Suppose the table structure is as below -
Table a | Table b |
---|---|
col1 : int | col1 : int |
col2 : string | col2 : string |
col3 : string | col3 : int |
col4 : string | col5 : string |
The output should have below columns -
Table c |
---|
col1 : int |
col2 : string |
From data POV, the input and output should look like this - TABLE A
col1 | col2 | col3 | col4 |
---|---|---|---|
5 | ABC | DEF | GHI |
TABLE B
col1 | col2 | col3 | col5 |
---|---|---|---|
5 | ABC | 6 | GHI |
TABLE C or output table
col1 | col2 |
---|---|
5 | ABC |
The Pseudo code I am working with is -
val df1Cols = df1.columns.toSet
val df2Cols = df2.columns.toSet
val commonCols = df1Cols.intersect(df2Cols)
val commonColExtract = df1.schema.filter(field => commonCols.contains(field.name)).map(field => field.name).toList()
Output dataframe :
val df = df1.join(df2, commonColExtract, "inner")
To derive commonColExtract
, you need to compare both the column names as well as the data type of the column.
val df1Cols = df1.schema.map(c => (c.name, c.dataType.simpleString))

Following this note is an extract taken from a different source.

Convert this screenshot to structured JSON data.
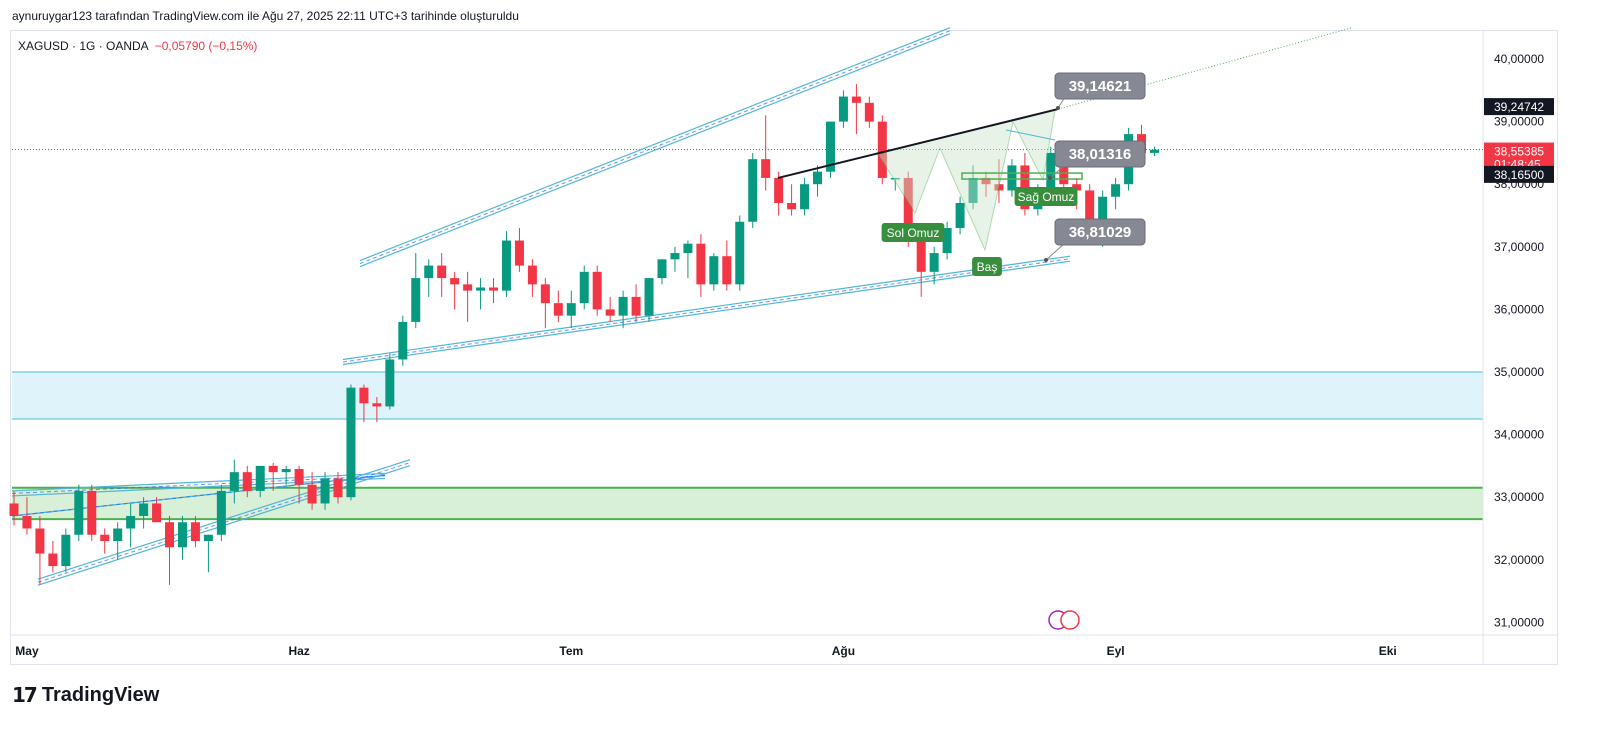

//df1Cols: Seq[(String, String)] = List((col1,int), (col2,string), (col3,string), (col4,string))
val df2Cols = df2.schema.map(c => (c.name, c.dataType.simpleString))
//df2Cols: Seq[(String, String)] = List((col1,int), (col2,string), (col3,int), (col5,string))
val commonColExtract = df1Cols.intersect(df2Cols).map(_._1)
//commonColExtract: Seq[String] = List(col1, col2)
Then you can join with commonColExtract
:
df1.join(df2, commonColExtract, "inner").select(commonColExtract.head, commonColExtract.tail: _*).show
//+----+----+
//|col1|col2|
//+----+----+
//| 5| ABC|
//+----+----+
You can alias
df1
and df2
if you want to select columns from a specific dataframe.